Fabio André Martins (23) will also be deported to his home in Madeira after he has served his sentence.
Martins was stopped at the Harbour on Sunday 19 March after returning from a short driving holiday in Portugal.
Also in the car was his girlfriend, Helia Filipa Da Silva.
Another officer stopped a second car, carrying Martins’ father Joao Martins.
He had been to France and met his son in St Malo.
A search of Fabio Martins’ car proved negative, but in his father’s car a pack of heroin was discovered underneath the rear seat.
Fabio Martins claimed this was his and that he had hidden it there when he met his father in St Malo as they were both sailing back to Jersey on the same ferry.
Crown Advocate Conrad Yates told the Royal Court that on being questioned about the heroin, Fabio Martins said: ‘I put it there.
My father knows nothing.’ He added that the 36.37 grams of class A drugs had a street value of £36,350.

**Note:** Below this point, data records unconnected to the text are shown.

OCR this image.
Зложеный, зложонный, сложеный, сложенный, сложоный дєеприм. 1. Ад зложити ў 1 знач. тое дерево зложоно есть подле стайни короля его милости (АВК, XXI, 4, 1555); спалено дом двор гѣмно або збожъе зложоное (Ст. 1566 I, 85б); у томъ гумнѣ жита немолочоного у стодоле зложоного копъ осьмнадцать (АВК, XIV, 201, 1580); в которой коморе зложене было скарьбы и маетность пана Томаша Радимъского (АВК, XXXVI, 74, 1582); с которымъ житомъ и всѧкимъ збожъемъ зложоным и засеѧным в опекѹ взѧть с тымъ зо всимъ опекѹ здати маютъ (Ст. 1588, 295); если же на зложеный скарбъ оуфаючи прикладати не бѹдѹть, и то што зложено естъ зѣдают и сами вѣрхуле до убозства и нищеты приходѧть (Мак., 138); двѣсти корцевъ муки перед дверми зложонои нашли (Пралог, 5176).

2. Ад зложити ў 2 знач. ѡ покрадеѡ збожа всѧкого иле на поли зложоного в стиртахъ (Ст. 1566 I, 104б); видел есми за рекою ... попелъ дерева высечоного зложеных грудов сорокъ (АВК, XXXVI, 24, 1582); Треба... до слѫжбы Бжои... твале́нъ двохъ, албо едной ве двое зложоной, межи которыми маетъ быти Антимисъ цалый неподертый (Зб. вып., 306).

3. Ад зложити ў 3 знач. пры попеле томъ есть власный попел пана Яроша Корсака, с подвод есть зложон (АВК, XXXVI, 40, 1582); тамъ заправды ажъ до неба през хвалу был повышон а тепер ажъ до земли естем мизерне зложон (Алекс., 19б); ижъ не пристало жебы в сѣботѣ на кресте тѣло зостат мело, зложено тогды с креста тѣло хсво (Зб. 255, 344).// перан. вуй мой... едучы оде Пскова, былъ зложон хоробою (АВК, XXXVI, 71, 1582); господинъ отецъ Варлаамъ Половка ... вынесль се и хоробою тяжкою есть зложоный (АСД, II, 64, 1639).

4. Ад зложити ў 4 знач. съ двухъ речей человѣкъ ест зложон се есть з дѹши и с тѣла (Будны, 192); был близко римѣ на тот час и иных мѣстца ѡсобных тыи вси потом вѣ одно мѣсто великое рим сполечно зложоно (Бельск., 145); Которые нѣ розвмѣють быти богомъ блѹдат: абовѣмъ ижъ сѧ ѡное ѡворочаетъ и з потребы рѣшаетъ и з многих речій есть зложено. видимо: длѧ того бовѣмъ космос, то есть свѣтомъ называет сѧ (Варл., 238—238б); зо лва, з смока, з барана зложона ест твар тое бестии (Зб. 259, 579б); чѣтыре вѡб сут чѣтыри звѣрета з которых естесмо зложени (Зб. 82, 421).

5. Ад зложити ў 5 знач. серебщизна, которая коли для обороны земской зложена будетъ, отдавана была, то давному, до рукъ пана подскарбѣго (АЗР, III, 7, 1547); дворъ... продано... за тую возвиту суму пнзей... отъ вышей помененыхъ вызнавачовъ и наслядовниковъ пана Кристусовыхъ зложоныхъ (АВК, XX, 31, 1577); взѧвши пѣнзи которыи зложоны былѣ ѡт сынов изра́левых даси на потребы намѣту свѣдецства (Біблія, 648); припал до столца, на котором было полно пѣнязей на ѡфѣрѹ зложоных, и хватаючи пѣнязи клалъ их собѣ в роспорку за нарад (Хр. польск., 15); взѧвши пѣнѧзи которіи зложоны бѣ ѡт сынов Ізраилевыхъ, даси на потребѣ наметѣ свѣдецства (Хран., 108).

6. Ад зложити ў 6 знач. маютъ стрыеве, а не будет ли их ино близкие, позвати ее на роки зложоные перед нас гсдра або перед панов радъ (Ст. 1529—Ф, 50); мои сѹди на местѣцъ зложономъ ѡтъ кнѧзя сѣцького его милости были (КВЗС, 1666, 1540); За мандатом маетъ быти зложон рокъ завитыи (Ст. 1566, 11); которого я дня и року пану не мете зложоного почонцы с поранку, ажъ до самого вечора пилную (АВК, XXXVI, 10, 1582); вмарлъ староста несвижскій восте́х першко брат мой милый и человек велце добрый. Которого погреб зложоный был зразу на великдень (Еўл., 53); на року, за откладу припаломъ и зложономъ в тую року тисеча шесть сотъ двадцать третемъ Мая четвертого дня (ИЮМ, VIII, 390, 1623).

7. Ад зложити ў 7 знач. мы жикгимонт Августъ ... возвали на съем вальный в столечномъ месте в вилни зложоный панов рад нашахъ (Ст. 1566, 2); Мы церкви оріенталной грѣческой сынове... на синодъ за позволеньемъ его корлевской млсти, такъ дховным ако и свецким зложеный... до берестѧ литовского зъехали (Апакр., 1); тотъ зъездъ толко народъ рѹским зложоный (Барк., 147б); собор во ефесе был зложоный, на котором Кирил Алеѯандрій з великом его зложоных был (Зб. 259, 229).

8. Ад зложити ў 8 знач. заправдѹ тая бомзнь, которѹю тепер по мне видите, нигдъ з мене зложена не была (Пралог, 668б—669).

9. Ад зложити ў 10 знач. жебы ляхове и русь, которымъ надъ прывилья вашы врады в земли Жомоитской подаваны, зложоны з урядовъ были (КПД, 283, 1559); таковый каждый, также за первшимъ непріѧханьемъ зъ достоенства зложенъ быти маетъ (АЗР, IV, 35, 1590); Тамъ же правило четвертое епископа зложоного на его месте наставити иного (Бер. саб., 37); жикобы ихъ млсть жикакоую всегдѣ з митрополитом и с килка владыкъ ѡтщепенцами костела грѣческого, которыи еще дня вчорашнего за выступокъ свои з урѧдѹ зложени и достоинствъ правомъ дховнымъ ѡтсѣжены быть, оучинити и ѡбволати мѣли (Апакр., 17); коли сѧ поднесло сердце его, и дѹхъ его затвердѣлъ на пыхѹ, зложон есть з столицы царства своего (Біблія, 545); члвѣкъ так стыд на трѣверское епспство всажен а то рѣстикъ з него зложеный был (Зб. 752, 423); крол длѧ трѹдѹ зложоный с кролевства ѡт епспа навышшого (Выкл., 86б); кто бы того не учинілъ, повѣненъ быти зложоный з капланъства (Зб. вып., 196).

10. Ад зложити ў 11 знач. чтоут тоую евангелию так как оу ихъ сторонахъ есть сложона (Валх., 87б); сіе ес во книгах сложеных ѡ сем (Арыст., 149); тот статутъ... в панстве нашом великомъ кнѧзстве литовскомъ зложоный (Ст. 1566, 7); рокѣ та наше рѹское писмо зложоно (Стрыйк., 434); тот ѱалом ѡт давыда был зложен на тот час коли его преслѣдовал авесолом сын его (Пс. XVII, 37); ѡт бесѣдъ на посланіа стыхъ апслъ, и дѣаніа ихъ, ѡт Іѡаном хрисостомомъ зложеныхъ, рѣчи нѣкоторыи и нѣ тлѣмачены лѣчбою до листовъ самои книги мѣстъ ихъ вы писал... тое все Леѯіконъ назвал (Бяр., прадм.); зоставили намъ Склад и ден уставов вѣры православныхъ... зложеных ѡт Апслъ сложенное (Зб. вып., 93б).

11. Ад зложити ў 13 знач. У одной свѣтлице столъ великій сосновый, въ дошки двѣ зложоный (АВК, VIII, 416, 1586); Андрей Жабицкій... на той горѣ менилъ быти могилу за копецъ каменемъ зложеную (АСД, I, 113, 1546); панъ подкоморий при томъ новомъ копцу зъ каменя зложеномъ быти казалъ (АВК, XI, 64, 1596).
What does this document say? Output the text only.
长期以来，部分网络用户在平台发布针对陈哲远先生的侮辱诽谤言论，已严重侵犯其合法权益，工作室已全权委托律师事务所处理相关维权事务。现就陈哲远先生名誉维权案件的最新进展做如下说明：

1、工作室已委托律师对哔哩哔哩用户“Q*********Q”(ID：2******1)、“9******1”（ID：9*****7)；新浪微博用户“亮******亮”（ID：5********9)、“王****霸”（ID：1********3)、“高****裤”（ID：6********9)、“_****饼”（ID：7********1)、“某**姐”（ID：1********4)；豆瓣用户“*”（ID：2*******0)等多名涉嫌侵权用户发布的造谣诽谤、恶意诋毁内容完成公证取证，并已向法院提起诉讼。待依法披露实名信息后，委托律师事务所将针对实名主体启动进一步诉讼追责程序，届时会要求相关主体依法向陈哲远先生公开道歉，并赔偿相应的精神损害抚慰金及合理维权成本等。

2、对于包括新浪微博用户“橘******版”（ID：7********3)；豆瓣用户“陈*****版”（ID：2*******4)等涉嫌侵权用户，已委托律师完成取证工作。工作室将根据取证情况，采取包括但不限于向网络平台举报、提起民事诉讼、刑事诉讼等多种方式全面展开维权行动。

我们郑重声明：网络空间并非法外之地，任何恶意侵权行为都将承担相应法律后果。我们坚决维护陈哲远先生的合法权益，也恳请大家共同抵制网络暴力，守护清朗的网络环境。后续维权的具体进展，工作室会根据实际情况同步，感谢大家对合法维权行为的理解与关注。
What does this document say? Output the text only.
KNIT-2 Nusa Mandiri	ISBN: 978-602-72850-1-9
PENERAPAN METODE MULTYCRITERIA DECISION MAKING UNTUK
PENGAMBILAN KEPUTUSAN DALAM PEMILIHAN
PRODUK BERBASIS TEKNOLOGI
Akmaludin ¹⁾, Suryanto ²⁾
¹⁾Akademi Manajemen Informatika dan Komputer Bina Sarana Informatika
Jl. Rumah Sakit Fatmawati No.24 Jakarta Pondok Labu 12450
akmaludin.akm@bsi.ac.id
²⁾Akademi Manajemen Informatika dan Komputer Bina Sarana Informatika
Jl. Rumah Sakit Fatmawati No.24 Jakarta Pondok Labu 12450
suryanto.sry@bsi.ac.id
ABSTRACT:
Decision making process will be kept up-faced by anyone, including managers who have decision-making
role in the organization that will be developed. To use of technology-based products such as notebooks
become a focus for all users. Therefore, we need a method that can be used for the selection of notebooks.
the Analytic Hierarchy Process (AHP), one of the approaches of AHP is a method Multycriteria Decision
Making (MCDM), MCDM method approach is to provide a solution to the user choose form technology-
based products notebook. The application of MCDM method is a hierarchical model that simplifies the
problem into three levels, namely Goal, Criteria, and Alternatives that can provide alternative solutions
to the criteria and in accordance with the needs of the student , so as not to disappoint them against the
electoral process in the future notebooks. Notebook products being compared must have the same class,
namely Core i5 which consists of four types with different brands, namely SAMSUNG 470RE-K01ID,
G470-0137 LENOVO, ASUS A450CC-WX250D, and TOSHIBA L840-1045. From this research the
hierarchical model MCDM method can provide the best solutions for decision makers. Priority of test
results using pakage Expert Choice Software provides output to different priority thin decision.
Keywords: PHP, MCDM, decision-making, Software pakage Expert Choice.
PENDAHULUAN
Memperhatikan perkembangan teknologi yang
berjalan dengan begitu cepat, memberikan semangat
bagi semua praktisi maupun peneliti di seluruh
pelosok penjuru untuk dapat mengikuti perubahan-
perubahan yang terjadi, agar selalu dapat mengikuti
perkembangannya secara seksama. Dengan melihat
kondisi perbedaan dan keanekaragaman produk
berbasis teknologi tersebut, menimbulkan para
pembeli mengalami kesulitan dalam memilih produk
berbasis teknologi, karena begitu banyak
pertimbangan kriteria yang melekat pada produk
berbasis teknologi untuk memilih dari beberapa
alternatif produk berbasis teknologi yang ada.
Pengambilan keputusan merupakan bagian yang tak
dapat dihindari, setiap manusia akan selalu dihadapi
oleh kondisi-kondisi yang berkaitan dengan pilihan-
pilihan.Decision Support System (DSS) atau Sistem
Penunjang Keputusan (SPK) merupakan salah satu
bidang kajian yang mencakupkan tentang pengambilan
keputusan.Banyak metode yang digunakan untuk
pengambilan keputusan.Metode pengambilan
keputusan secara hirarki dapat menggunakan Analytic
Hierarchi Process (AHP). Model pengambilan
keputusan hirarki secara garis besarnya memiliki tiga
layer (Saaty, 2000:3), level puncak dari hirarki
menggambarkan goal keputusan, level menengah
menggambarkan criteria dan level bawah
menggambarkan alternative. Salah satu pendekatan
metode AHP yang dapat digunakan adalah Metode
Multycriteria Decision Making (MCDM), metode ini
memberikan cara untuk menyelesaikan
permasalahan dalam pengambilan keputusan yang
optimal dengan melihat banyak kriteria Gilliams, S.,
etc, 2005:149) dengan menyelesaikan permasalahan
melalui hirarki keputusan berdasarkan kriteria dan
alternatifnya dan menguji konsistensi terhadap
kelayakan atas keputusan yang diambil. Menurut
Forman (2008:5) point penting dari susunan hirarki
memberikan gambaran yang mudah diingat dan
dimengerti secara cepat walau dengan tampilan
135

Advocate Yates added: ‘The defendant confirmed that the heroin had cost him 1,700 euros.
He said that he had used his own money to buy heroin for his own use.
‘When asked how much heroin he used, the defendant stated that he and Da Silva might share roughly half a gram of heroin a day, although sometimes they might use half a gram each.
When asked about how he funded his habit, the defendant replied that sometimes he would work.’ It was later revealed that Martins had not worked for eight months.
The Crown moved for a sentence of four and half years and that Martins should be recommended for deportation after completing his sentence.
Advocate Michael Haynes, defending, said that his client’s life took a spiral downwards after he split up with his long-term girlfriend and when his grandfather fell seriously ill.
‘These two events in 2005 had an emotional effect on this young man,’ he said.
‘And to bury his emotions he was introduced into heroin.’ Advocate Haynes went on to explain that since being in custody awaiting sentence Martins had successfully completed a drugs detoxification programme.’ Delivering the court’s sentence, the Bailiff, Sir Philip Bailhache, expressed concerns about the quantity of drugs which were said to be for personal use.
He said: ‘When a person imports such a quantity of heroin there’s always a risk that some of it will find its way on to the streets, to the detriment of the Island.’ Speaking about Martins’ history, he added: ‘It’s sad that a young man should have become addicted to heroin and have committed a series of offences of this kind.
To live in Jersey is a privilege and if that privilege is abused then it is likely to be withdrawn.’ Sir Philip was sitting with Jurats Bullen, Le Breton, Georgelin, Clapham, King and Le Cornu.